What that means is that you can use these plots to pick out weird behaviors or violations of the assumptions that are specific to a particular predictor. For example, in this one, you can see that athletes 202 and 96 have the most leverage in terms of height – although neither of them is really all that extreme. These points have the potential to influence the slope of height, specifically.

You can also get R to print out all the AV plots at the same time:

avPlots(athlete_cells_lm3)

Again, use these as a way to look at relationships between the response and a specific predictor after accounting for everything else. You can check these plots for bends, changing variance, outliers, and so on. In this example, they all look pretty good, I’d say. We can still see good old point 166 standing out in the \(y\) direction – this person’s red cell count is much higher than expected – but they are not really unusual in terms of any of the predictors. While in practice I would want to find out what the deal is with this person (maybe they were doing some sort of high-altitude training?), I don’t think they’re having too much of an impact on my conclusions.

1.4.3 Multicollinearity

There’s one actual new thing that we have to think about in multiple regression, called multicollinearity. Multicollinearity is a problem that occurs when two or more of the predictors are linearly correlated with each other.

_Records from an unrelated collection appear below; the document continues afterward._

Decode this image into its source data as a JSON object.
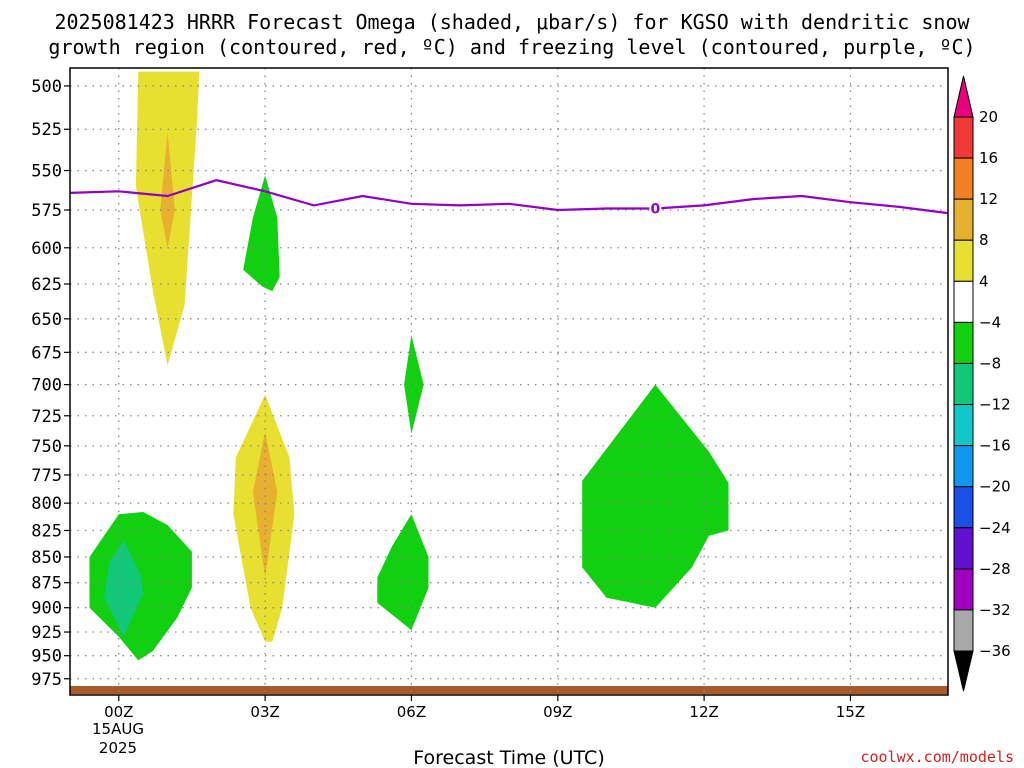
{
  "title": {
    "line1": "2025081423 HRRR Forecast Omega (shaded, μbar/s) for KGSO with dendritic snow",
    "line2": "growth region (contoured, red, ºC) and freezing level (contoured, purple, ºC)"
  },
  "credit": "coolwx.com/models",
  "chart_data": {
    "type": "filled-contour time-height cross section",
    "title": "2025081423 HRRR Forecast Omega (shaded, μbar/s) for KGSO with dendritic snow growth region (contoured, red, ºC) and freezing level (contoured, purple, ºC)",
    "xlabel": "Forecast Time (UTC)",
    "x_ticks": [
      "00Z",
      "03Z",
      "06Z",
      "09Z",
      "12Z",
      "15Z"
    ],
    "x_tick_hours": [
      0,
      3,
      6,
      9,
      12,
      15
    ],
    "x_date_label": [
      "15AUG",
      "2025"
    ],
    "x_range_hours": [
      -1,
      17
    ],
    "ylabel": "",
    "y_ticks": [
      500,
      525,
      550,
      575,
      600,
      625,
      650,
      675,
      700,
      725,
      750,
      775,
      800,
      825,
      850,
      875,
      900,
      925,
      950,
      975
    ],
    "y_range_hPa": [
      490,
      993
    ],
    "y_scale": "log-pressure (inverted)",
    "grid": true,
    "colorbar": {
      "levels": [
        "20",
        "16",
        "12",
        "8",
        "4",
        "−4",
        "−8",
        "−12",
        "−16",
        "−20",
        "−24",
        "−28",
        "−32",
        "−36"
      ],
      "colors": [
        "#e8007c",
        "#f03838",
        "#f08020",
        "#e8b030",
        "#e8e030",
        "#ffffff",
        "#10d010",
        "#10c878",
        "#10c8c8",
        "#1098f0",
        "#1850e8",
        "#6010d0",
        "#a000c0",
        "#a8a8a8",
        "#000000"
      ]
    },
    "freezing_level": {
      "label": "0",
      "color": "#9000c8",
      "hours": [
        -1,
        0,
        1,
        2,
        3,
        4,
        5,
        6,
        7,
        8,
        9,
        10,
        11,
        12,
        13,
        14,
        15,
        16,
        17
      ],
      "pressure_hPa": [
        564,
        563,
        566,
        556,
        563,
        572,
        566,
        571,
        572,
        571,
        575,
        574,
        574,
        572,
        568,
        566,
        570,
        573,
        577
      ]
    },
    "shaded_regions": [
      {
        "name": "omega-4-8-col1",
        "color": "#e8e030",
        "points": [
          [
            0.6,
            492
          ],
          [
            1.65,
            492
          ],
          [
            1.6,
            522
          ],
          [
            1.35,
            640
          ],
          [
            1.0,
            685
          ],
          [
            0.7,
            630
          ],
          [
            0.35,
            560
          ],
          [
            0.4,
            492
          ]
        ]
      },
      {
        "name": "omega-8-12-col1",
        "color": "#e8b030",
        "points": [
          [
            1.0,
            527
          ],
          [
            1.15,
            575
          ],
          [
            1.0,
            600
          ],
          [
            0.85,
            575
          ]
        ]
      },
      {
        "name": "omega-4-8-col2",
        "color": "#e8e030",
        "points": [
          [
            3.0,
            708
          ],
          [
            3.5,
            760
          ],
          [
            3.6,
            810
          ],
          [
            3.35,
            900
          ],
          [
            3.15,
            935
          ],
          [
            3.0,
            935
          ],
          [
            2.7,
            900
          ],
          [
            2.35,
            810
          ],
          [
            2.4,
            760
          ]
        ]
      },
      {
        "name": "omega-8-12-col2",
        "color": "#e8b030",
        "points": [
          [
            3.0,
            738
          ],
          [
            3.25,
            790
          ],
          [
            3.0,
            870
          ],
          [
            2.75,
            790
          ]
        ]
      },
      {
        "name": "omega-neg4-8-upper",
        "color": "#10d010",
        "points": [
          [
            3.0,
            553
          ],
          [
            3.25,
            580
          ],
          [
            3.3,
            620
          ],
          [
            3.15,
            630
          ],
          [
            2.95,
            627
          ],
          [
            2.55,
            615
          ],
          [
            2.75,
            580
          ]
        ]
      },
      {
        "name": "omega-neg4-8-mid",
        "color": "#10d010",
        "points": [
          [
            6.0,
            662
          ],
          [
            6.25,
            700
          ],
          [
            6.0,
            740
          ],
          [
            5.85,
            700
          ]
        ]
      },
      {
        "name": "omega-neg4-8-lower",
        "color": "#10d010",
        "points": [
          [
            6.0,
            810
          ],
          [
            6.35,
            850
          ],
          [
            6.35,
            880
          ],
          [
            6.0,
            923
          ],
          [
            5.3,
            895
          ],
          [
            5.3,
            870
          ],
          [
            5.6,
            840
          ]
        ]
      },
      {
        "name": "omega-neg4-8-large",
        "color": "#10d010",
        "points": [
          [
            11.0,
            700
          ],
          [
            12.1,
            755
          ],
          [
            12.5,
            782
          ],
          [
            12.5,
            825
          ],
          [
            12.1,
            830
          ],
          [
            11.75,
            860
          ],
          [
            11.0,
            900
          ],
          [
            10.0,
            890
          ],
          [
            9.5,
            860
          ],
          [
            9.5,
            780
          ]
        ]
      },
      {
        "name": "omega-neg4-8-sfc",
        "color": "#10d010",
        "points": [
          [
            0.5,
            808
          ],
          [
            1.0,
            820
          ],
          [
            1.5,
            845
          ],
          [
            1.5,
            880
          ],
          [
            1.2,
            910
          ],
          [
            0.7,
            945
          ],
          [
            0.4,
            955
          ],
          [
            0.0,
            930
          ],
          [
            -0.6,
            900
          ],
          [
            -0.6,
            850
          ],
          [
            0.0,
            810
          ]
        ]
      },
      {
        "name": "omega-neg8-12-sfc",
        "color": "#10c878",
        "points": [
          [
            0.1,
            834
          ],
          [
            0.45,
            868
          ],
          [
            0.5,
            885
          ],
          [
            0.1,
            930
          ],
          [
            -0.3,
            890
          ],
          [
            -0.2,
            855
          ]
        ]
      }
    ],
    "terrain": {
      "color": "#a85a2a",
      "surface_hPa_top": 983,
      "surface_hPa_bottom": 992
    }
  }
}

Multicollinearity is a problem because, if two predictors are really strongly correlated, it’s hard to tell which one of them is actually related to the response. For example, consider the reading speed of elementary-school children. There’s a positive relationship between reading speed and height. Because it’s easier to reach the bookshelf? No, because children’s reading speed increases with age. But if you built a model with both predictors, like:

\[\widehat{readspeed} = b_0 + b_1*height + b_2*age\]

you could get into trouble. R doesn’t know that “age” makes more sense as a predictor than “height.” Because the older kids are also, in general, the taller kids, it could be really hard to tell objectively that reading speed is related to age, not height.

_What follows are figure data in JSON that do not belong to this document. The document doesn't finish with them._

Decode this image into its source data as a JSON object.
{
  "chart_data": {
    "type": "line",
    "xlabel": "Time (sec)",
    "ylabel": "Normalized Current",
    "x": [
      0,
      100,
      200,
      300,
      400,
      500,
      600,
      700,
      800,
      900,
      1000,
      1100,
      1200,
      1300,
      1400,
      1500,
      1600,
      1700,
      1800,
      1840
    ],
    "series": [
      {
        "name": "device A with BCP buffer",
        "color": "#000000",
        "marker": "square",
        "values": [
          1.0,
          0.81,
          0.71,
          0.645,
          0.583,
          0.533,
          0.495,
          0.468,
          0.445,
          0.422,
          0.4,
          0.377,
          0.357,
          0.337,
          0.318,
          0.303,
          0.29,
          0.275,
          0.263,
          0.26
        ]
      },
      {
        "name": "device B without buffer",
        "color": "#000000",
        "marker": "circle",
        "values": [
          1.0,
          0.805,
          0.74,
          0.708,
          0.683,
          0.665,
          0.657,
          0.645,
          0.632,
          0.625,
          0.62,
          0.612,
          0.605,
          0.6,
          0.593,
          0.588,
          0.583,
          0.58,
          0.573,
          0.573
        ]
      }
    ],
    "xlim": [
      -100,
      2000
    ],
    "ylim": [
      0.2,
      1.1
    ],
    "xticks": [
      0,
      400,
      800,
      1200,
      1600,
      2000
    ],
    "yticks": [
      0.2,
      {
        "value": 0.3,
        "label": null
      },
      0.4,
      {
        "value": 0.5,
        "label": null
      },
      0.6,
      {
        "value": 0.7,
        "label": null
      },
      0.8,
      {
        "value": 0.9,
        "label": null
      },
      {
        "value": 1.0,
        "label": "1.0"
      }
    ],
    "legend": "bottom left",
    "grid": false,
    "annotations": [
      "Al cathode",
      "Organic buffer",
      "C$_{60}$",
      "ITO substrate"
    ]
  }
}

In general, multicollinearity has this effect of making it hard to tell which predictors are actually related to the response, and how strongly. Your coefficient estimates tend to become unstable – a slight change in the data can give you really different results. This is not a great situation to be in, and so it’s important to try to check whether your predictors are correlated with each other. You can do this by actually calculating the correlation – for example:

cor(athlete_cells_dat$wcc, athlete_cells_dat$ht)
## [1] -0.01849315

…or, better yet, checking a plot:

athlete_cells_dat %>%
  ggplot() +
  geom_point(aes(x = wcc, y = ht))

Looks like these two predictors are not linearly related, or indeed associated in any way. Hooray!

There’s actually a function in the R library GGally (or “gee golly”), called ggpairs, that automatically creates a plot of every variable in your dataset vs. every other variable. It’s super useful!

athlete_cells_dat %>%
  dplyr::select(rcc, wcc, ht, sport) %>%
  ggpairs()

In this grid, the plot in the ht row and the wcc column is the scatterplot of white cell count vs. height. In the wcc row and the ht column, instead of giving us the same thing again, R prints out the value of the correlation between wcc and height. So helpful!

It doesn’t look like any of our predictors are really associated with each other, so that’s nice.

An important point to keep in mind is the difference between multicollinearity and interactions. Two predictors are collinear if their values are correlated – this is just about the values of the predictors for each point. Collinearity is not a good thing. But two predictors have an interaction if their relationships with \(y\) depend on each other. This is neither a good nor a bad thing; you just have to account for it in your model.

Response moment: A little visualization review: In the ggpairs grid, we talked about what’s in the ht row and wcc column, and the wcc row and ht column. Briefly discuss what’s being shown in the other plots in the grid. What kind of plots are they and what variables do they depict?